Sometime in the past year, thanks to Pinterest (my vice and savior), I discovered the drawings and writings of Brian Andreas and fell in love. His stories are like abbreviated poems and always, without fail, make me think.
Most recently, I opened one of the collections of his work at random to this snippet:
Now, I can’t say I have a particular affinity for geography. In fact, I’m fairly lousy at it, and through a number of chance happenings, somehow missed ever having to take World Geography at all. (Which, of course, means I’ll never win Trivial Pursuit.)
However, these words struck a chord with me, namely the final sentence: Pay no attention to the boundaries. Now that is a philosophy I can get behind.
I’ve always been fascinated by famous, successful people. But not just who they are today or how they live once they are famous. I like to read the life story, from the very beginning, how they went from being just another baby born to someone who made it. And you know what stands out to me about nearly every person who has done something extraordinary? They all, without exception, paid no attention to the boundaries. Either because of a lack of knowledge of accepted boundaries or often a knowledgeable and deliberate snub of them, people who succeed simply don’t let themselves get boxed in by what is expected.

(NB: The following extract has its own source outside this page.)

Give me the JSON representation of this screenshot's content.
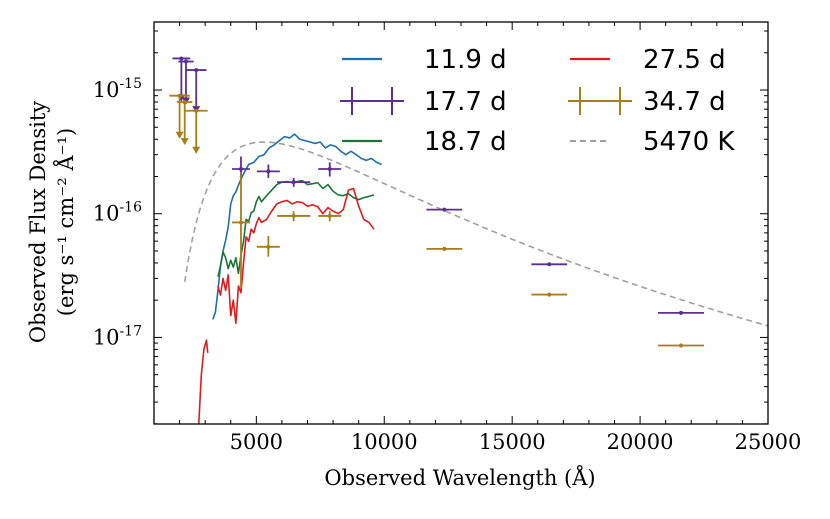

What does this have to do with design, you might ask. A couple of years ago, I decided to return to school in pursuit of a second bachelor’s degree in graphic design. I was excited, especially my first semester, when I was pushed to think outside the box in my design foundations classes. My second and third semesters, I finally got to take some actual graphic design classes and I was so looking forward to them. Until, that is, I starting being told what not to do. Don’t do this, don’t do that, don’t ever, ever, under any circumstances, do this. Very rarely was there an explanation why certain things were frowned upon in design, and even when there was, it was vague at best.

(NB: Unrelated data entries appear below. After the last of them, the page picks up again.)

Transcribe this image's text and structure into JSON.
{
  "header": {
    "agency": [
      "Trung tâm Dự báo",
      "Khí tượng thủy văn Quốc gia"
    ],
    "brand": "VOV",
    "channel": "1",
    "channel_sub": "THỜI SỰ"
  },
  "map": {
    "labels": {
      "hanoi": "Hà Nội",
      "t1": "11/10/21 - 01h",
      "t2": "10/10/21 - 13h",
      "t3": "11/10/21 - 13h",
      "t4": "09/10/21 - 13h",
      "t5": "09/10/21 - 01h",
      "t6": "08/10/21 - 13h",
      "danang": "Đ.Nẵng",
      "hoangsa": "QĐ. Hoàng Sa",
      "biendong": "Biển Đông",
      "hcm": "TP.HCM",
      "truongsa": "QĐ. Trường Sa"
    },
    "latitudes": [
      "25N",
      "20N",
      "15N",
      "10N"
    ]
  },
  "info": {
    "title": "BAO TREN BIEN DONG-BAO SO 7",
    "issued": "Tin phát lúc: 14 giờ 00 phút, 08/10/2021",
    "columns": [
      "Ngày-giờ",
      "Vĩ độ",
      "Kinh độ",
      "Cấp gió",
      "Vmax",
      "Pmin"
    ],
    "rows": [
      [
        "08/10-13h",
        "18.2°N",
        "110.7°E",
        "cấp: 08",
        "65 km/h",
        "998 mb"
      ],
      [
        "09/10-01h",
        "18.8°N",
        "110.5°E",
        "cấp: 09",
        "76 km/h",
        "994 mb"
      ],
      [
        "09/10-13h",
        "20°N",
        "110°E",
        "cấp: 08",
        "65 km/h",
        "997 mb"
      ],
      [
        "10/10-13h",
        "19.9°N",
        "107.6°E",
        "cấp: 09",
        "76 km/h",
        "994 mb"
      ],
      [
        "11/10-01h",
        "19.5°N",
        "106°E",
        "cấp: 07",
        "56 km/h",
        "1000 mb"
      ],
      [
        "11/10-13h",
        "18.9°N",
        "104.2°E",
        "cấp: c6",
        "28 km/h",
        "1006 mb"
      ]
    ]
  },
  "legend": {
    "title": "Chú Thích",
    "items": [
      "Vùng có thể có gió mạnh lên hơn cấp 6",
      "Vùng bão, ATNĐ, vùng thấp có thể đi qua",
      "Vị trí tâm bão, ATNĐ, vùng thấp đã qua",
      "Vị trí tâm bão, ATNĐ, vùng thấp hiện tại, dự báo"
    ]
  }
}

Even better was the fact that the instructors would spend the first half of the class explaining to us the importance of getting an education in design but then turn around and show us examples of what “good” design that had been created by people who in some cases had never set foot in a classroom and whose designs very often broke the very rules the instructor had just laid out for us.
What a paradox.
When one thinks of all the innovators, in any profession, who are immortalized for making strides and discoveries and taking risks – wait. Innovators? Doesn’t that mean they did something new? That they bent, or perhaps even broke, what was consider the “rule”? How do you make strides by doing what everyone else is? How can you create a brilliant design if yours fits into the same box of guidelines every other design follows?
Why, indeed, do I need them at all? Them telling me how to do things. Maybe I can figure out what doesn’t work by just trying it. And if it doesn’t work, I’ll try something else, and keep trying until something does work. And maybe some of the things I’ll discover will prove to me that some boundaries are there for a reason. But maybe I will create something amazing the no one else could, because everyone else is confining themselves to the boundaries someone, somewhere, in some other time, in some other place, set for them.